The Princess clasped her hands in ecstasy. “How perfectly splendid!” she said. “But then how am I to get the initial impulse?”

“What,” asked the man, “is that glow of red amid the yellow in the field yonder?”

“That is where poppies grow among ripening corn. But what have they to do with the initial impulse?”

“They are it,” said the stranger; “by means of those poppies I could prepare for you the secret of sleep. But there would be a risk.”

“You told me just now that in a dream it seemed to you that you were sitting in a boat with an elephant, drinking tea, and the elephant had on a small white coat with a rose in its buttonhole. That seemed as real to you in the dream as it seems now that you are walking with me on the edge of the forest?”

“Quite as real, absolutely real.”

“Then for such a miraculous experience as that, who would not run any risk? Come, we will go and gather poppies.”

For the next few days the stranger was shut up in his apartments in the palace, making the sleep-producing drug of which he knew. He had to test it many times, that he might be assured that the Princess ran no risk. And during these days the Princess Melissa gathered dry bracken and carried it to the ruined temple that stood in the heart of the forest. For it was there that she meant to yield to her great adventure.

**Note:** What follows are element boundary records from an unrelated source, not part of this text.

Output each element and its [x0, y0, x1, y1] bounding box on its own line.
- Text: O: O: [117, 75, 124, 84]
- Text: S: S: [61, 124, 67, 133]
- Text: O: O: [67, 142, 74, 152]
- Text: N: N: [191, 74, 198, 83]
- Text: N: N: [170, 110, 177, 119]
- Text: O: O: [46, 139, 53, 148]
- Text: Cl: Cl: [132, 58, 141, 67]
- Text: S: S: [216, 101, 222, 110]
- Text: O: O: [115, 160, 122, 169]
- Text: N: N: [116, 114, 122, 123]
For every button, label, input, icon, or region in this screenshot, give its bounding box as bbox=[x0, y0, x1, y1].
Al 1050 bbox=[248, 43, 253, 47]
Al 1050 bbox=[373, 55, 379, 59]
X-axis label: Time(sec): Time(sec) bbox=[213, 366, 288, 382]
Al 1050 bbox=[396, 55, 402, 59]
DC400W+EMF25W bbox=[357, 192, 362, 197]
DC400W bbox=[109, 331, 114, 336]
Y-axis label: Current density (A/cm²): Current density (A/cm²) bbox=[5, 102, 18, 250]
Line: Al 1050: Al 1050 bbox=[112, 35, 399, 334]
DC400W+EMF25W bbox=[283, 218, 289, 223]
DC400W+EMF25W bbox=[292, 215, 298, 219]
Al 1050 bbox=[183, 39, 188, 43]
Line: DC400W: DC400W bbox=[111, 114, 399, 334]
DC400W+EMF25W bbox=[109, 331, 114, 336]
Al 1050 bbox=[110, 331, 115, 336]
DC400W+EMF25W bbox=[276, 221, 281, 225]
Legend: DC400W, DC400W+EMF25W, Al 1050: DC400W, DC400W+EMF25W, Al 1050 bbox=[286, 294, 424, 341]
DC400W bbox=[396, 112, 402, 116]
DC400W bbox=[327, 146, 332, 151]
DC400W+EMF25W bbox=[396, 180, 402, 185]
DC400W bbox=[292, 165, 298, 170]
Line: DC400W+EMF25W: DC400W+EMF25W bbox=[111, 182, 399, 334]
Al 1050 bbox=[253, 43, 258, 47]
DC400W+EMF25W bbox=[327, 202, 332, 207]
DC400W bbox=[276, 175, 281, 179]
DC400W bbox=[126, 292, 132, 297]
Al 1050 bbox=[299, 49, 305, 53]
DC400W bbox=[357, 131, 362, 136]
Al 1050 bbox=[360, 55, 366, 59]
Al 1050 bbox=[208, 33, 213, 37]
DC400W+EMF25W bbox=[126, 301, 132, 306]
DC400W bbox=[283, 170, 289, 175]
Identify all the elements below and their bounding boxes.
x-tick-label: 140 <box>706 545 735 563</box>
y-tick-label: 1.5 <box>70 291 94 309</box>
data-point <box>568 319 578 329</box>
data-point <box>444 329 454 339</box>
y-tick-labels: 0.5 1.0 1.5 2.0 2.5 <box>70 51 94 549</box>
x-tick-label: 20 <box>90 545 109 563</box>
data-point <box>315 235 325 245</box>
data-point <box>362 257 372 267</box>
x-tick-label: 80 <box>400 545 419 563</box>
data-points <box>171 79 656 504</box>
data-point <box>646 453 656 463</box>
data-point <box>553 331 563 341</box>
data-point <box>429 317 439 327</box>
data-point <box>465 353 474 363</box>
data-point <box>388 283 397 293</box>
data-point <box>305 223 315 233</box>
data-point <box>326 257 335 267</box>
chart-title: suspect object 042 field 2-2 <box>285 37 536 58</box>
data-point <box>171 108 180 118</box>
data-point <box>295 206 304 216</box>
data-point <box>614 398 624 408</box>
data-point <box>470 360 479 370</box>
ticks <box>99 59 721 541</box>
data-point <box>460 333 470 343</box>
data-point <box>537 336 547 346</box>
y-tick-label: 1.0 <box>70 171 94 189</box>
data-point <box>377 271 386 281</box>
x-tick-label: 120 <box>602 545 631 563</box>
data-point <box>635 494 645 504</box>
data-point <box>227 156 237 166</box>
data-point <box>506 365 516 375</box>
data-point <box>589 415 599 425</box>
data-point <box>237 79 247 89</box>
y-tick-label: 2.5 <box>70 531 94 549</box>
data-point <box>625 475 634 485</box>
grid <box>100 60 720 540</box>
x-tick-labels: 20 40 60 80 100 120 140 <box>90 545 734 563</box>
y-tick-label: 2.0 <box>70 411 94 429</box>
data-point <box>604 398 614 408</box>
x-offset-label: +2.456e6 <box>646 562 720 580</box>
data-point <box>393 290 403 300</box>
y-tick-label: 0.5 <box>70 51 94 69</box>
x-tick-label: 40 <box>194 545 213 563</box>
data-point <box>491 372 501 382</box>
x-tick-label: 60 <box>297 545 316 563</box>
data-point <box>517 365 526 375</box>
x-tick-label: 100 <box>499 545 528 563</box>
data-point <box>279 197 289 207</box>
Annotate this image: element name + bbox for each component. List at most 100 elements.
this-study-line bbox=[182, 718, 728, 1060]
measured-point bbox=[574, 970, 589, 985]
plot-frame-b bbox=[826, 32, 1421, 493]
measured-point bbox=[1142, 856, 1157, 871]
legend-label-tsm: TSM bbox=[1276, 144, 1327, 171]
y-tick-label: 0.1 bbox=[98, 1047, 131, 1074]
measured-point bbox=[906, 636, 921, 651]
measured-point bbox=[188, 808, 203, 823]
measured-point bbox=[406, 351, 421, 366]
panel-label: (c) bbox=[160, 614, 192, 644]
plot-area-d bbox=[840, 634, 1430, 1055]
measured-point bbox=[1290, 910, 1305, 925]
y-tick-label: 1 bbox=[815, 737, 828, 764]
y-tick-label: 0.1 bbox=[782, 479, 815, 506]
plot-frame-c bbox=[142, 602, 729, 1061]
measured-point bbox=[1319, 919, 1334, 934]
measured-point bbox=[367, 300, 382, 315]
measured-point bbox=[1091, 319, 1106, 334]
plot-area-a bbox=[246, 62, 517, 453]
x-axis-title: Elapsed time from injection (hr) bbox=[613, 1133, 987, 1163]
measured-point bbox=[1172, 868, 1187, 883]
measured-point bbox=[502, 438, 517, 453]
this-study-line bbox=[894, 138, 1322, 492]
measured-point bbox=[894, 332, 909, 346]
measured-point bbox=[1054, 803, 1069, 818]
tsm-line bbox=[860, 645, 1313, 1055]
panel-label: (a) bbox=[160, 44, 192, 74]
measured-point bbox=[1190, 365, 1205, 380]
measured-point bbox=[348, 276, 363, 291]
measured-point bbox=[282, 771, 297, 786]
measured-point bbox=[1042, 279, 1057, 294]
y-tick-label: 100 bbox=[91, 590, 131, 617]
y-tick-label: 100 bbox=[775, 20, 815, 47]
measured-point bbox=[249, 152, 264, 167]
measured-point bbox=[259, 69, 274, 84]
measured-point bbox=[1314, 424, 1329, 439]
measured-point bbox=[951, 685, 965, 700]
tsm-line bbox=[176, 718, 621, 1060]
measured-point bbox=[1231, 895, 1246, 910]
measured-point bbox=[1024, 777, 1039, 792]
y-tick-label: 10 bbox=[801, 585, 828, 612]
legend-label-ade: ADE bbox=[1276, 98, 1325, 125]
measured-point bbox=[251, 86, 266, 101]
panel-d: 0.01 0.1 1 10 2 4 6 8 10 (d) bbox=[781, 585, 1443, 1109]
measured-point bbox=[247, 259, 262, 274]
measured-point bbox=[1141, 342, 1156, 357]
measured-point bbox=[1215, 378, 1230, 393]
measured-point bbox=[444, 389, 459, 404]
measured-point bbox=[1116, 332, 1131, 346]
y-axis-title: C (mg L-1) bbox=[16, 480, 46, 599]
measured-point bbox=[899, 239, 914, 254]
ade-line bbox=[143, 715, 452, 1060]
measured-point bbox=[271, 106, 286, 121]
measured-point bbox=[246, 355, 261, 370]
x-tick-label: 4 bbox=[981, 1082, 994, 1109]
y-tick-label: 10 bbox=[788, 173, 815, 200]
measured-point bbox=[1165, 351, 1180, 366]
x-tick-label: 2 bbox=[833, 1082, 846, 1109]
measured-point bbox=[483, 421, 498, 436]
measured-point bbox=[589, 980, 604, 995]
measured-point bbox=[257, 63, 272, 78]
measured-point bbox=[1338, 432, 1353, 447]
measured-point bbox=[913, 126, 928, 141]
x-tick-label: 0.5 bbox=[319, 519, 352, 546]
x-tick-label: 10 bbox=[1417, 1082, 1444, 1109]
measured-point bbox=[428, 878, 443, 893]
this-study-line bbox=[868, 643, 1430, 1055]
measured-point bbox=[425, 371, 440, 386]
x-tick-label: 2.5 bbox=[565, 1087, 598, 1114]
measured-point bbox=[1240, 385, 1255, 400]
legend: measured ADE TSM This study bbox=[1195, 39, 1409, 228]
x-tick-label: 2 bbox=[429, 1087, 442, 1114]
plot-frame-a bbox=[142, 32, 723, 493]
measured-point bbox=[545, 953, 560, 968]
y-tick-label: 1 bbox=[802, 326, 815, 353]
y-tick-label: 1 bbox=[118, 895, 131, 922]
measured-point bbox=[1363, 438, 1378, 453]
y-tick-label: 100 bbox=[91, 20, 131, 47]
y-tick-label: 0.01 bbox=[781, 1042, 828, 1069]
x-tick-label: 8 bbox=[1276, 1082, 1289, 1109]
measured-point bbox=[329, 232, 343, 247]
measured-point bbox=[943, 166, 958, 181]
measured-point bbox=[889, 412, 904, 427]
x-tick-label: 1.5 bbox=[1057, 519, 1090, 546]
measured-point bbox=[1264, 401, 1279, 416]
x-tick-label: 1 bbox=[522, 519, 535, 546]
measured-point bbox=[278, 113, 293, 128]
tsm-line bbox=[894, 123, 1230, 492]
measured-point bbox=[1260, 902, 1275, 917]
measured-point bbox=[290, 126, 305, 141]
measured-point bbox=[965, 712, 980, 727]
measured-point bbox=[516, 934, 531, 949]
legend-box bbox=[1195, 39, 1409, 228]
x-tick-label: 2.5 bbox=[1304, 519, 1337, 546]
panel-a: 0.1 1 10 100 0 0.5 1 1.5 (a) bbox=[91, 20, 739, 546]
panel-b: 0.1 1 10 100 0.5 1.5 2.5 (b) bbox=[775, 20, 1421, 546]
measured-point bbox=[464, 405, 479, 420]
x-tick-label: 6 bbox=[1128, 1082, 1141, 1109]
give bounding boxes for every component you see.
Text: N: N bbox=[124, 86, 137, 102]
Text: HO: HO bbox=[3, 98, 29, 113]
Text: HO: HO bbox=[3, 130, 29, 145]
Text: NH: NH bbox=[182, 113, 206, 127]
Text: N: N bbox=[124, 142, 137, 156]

The man continued to sleep at nights, always before a good audience. For the wonderful story had been bruited abroad, and all the people in the land were eager to see. One night he slept for a charity in which the King was interested. Money was turned away at the doors, and the thing was a great financial success. But one newspaper of the island complained of the morbid character of the exhibition. “We cannot,” wrote the editor, “approve that this poor sufferer should be made to earn money by what is doubtless his disease.”

The time came at last on a hot afternoon in July. The Princess drank the potion that was given her and lay down on the bed of bracken. The stranger watched by her side.

“It is going to fail. I am not asleep,” said the Princess; “I do not see elephants or boats or anything but what is really here.”

“Close your eyes,” said the stranger; “relax your muscles, breathe regularly, and count every breath you take up to ten. Then begin to count again.”

“It is no use,” said the Princess wearily.

But in a few minutes she was fast asleep.

The Princess was young. Two years before she had fallen in love with a man whom she could not marry, and the man had fallen in love with her. There had been no scandal, such was the discretion that they used, but there had been material for a scandal. The matter was all over now, for the man in his wisdom had gone away.

When the Princess awoke, she sighed deeply.

“You have slept?” said the man.

“I have.”

“You have dreamed?”

“I have.”

“Tell me your dream.”

“I cannot tell you my dream, but I have been to Paradise.”

“Les yeux gris vont au Paradis,” quoted the man.